Peripheral nerve block guidance with a nerve stimulator or echo may not prevent intrafascicular injury. This study investigated whether intrafascicular lidocaine induces peripheral neuropathic pain and whether this pain can be alleviated by minocycline administration.Methods:
A total of 168 male Sprague-Dawley rats were included. In experiment 1, 2% lidocaine (0.1 mL) was injected into the left sciatic nerve. Hindpaw responses to thermal and mechanical stimuli, and sodium channel and activating transcription factor (ATF-3) expression in dorsal root ganglion (DRG) and glial cells in the spinal dorsal horn (SDH), were measured on days 4, 7, 14, 21, and 28. On the basis of the results in experiment 1, rats in experiment 2 were divided into sham, extraneural, intrafascicular, peri-injury minocycline, and postinjury minocycline groups.
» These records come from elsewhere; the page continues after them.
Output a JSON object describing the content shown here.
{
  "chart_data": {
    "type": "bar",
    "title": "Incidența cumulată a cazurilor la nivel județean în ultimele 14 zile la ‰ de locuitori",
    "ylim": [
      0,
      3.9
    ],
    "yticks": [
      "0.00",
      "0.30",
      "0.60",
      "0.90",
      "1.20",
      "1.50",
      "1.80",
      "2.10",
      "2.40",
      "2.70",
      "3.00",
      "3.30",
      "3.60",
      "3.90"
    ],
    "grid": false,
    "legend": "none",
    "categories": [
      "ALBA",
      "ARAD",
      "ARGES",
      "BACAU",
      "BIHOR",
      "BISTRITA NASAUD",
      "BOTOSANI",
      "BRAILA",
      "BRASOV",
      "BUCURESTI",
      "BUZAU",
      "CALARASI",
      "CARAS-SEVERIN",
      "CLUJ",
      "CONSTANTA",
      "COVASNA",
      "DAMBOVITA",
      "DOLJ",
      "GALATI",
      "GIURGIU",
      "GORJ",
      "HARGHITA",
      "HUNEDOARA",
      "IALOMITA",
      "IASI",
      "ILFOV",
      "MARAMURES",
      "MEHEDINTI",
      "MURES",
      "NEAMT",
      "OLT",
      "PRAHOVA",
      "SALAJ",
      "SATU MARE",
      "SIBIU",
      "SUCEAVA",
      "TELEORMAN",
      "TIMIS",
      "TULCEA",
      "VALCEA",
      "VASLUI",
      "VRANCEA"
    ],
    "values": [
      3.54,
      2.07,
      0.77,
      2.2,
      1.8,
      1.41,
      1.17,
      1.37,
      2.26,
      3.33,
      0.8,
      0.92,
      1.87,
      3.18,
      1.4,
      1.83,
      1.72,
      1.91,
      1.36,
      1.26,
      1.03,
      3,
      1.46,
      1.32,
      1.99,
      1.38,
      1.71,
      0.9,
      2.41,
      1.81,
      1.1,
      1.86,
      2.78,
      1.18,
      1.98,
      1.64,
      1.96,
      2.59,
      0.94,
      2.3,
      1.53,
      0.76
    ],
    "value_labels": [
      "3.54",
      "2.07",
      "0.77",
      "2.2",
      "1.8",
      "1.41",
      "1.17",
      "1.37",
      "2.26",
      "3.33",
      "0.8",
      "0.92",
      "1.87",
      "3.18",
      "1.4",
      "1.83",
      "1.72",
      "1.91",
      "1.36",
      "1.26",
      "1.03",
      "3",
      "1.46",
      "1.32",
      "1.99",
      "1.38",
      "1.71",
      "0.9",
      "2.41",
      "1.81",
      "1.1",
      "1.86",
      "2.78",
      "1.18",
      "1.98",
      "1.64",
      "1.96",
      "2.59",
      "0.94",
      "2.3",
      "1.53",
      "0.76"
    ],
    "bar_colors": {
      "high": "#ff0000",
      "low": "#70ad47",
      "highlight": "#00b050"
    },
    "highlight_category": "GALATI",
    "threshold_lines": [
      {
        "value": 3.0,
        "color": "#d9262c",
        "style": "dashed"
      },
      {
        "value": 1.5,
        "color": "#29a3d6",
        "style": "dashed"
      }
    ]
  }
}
Behavioral responses, macrophage recruitment, expression changes of myelin basic protein and Schwann cells in the sciatic nerve, dysregulated expression of ATF-3 in the DRG, and activated glial cells in L5 SDH were assessed on days 7 and 14.Results:
Intrafascicular lidocaine induced mechanical allodynia, downregulated Nav1.8, increased ATF-3 expression in the DRG, and activated glial cells in the SDH. Increased expression of macrophages, Schwann cells, and myelin basic protein was found in the sciatic nerve. Minocycline attenuated intrafascicular lidocaine-induced neuropathic pain and nerve damage significantly. Peri-injury minocycline was better than postinjury minocycline administration in alleviating mechanical behaviors, mitigating macrophage recruitment into the sciatic nerve, and suppressing activated microglial cells in the spinal cord.Discussion:
Systemic minocycline administration alleviates intrafascicular lidocaine injection-induced peripheral nerve damage.